The secret we learned was, after a bunch of math and research, was that 'best in this category and 3 closest adjacent categories works so well in retail that a naive algo did very well.
Better than the fancy math, which once associated the Koran with the sports illustrated swim suit edition ( and vice versa ).
There is a massive data sufficiency problem, and no company with the real data would go into this low end business. Small companies can't get enough data to be relevent.
The world is 10 years later, ml is better understood, so it might all be different now.... Pm me if you are interested in further detail
Technical aspects in how you train your models and such are fun, but way, way down the list of things that are likely to matter in the short to medium term. Like, data scientists are nice to have, but you're not really going to be able to fully utilize them until you have the capability to build, deploy, and test a model at scale. If going third party helps you do this, you probably should.
https://www.coollector.com/help.html#recommendations
There's a website named criticker.com which gives great movie recommendations, but you'll see that they have problems handling all the calculations. You'll literally see the recommendations being slowly generated, and updates are a problem when you rate more movies.
https://www.quantamagazine.org/teenager-finds-classical-alte...
This student's algorithm is quite different from mine, but I suppose that my algorithm is yet another example of solving the recommendation problem with classical computers.
At Theneeds we were recommending news = fresh content based on user's interest and other features. Because the content is fresh, you can't easily have enough data for a proper collaborative system.

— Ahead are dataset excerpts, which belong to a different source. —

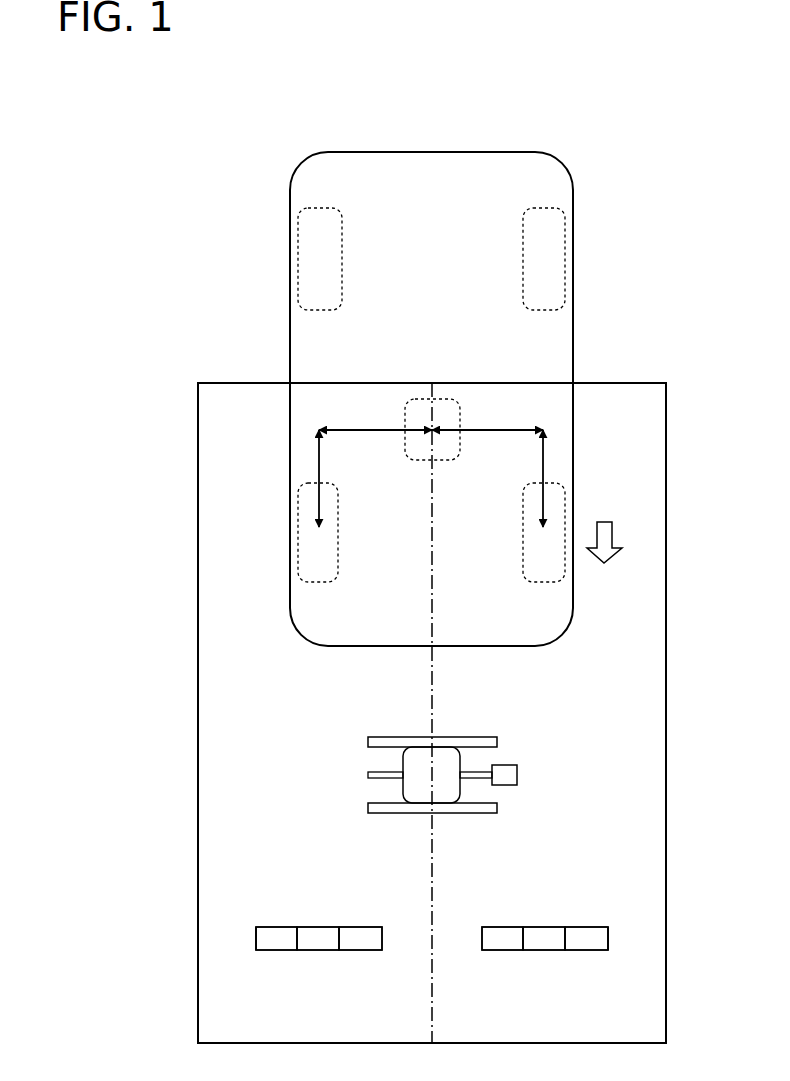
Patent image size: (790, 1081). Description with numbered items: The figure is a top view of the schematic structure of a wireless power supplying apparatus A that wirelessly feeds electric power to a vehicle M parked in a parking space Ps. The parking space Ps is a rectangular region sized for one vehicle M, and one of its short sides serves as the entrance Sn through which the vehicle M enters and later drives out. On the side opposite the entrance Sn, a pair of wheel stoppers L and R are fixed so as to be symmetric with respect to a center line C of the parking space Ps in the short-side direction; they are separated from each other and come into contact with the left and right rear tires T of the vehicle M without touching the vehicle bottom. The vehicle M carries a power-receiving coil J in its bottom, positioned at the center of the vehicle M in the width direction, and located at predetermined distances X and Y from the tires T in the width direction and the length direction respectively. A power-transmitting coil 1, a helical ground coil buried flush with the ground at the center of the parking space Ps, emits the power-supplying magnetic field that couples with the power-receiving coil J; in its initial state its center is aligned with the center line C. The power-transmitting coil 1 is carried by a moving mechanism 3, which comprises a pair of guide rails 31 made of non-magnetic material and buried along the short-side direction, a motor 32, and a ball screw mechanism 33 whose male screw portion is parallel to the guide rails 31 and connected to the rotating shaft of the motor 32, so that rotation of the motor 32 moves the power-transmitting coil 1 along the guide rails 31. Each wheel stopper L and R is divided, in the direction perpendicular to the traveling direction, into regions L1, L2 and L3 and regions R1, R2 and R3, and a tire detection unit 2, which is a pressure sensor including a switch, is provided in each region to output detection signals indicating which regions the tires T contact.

The vehicle M is at (435, 148).
The entrance Sn is at (243, 382).
The parking space Ps is at (197, 465).
The center line C is at (432, 1030).
The power-receiving coil J is at (460, 413).
The distance in the width direction X is at (376, 433).
The distance in the length direction Y is at (320, 463).
The rear tires T is at (318, 582).
The wireless power supplying apparatus A is at (552, 684).
The moving mechanism 3 is at (417, 772).
The guide rails 31 is at (473, 737).
The power-transmitting coil 1 is at (403, 763).
The ball screw mechanism 33 is at (383, 780).
The motor 32 is at (517, 777).
The tire detection unit 2 is at (320, 927).
The wheel stopper L is at (256, 938).
The wheel stopper R is at (608, 938).
The region L1 is at (280, 952).
The region L2 is at (320, 952).
The region L3 is at (363, 952).
The region R1 is at (505, 952).
The region R2 is at (547, 952).
The region R3 is at (588, 952).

Our algo was essentially the Reddit algo, where a piece of content gets a rank based on time and log of score. Score in Reddit is the upvotes - downvotes. At Theneeds we had a more complex score including social signals (likes on fb / RT on tw) so we could compute a meaningful score also without a big community of users. The other difference wrt Reddit was having different scores and different paces (multipliers) based on categories of content, so for example news in tech and politics from newspapers were updating faster than news on travel from magazines. And by normalizing the ranks, you can merge multiple categories in one -- a feature that I think Reddit also added.
As for the code/stack, custom written in python. We were using Redis to cache user timelines using sorted sets (including the guest users, i.e. the default top news for each category). In Redis, you can merge sorted sets, and we used it as an efficient way to create the new timeline when a new user was signing up.
[1] https://medium.com/@Pinterest_Engineering/introducing-pixie-...
Edit: added more details about tech.
I grow my own analysis code but use search APIs for storage and access (Lucene or Algolia)
I can train on multi-GB datasets w/ only lightFM and multiple CPUs.
Another interesting package is called Implicit. This package, although not as complete as LightFM when it comes to algorithms or APIs, really shines when it comes down to optimizations. Including native Cuda kernels for BPR and ALS it also has an important speedup called the Conjugate Gradient Method which makes it faster than spark in some benchmarks.
But usually, now-a-days my work requires more customized hybrid models of which I usually start w/ a base BPR implementation I have in Keras.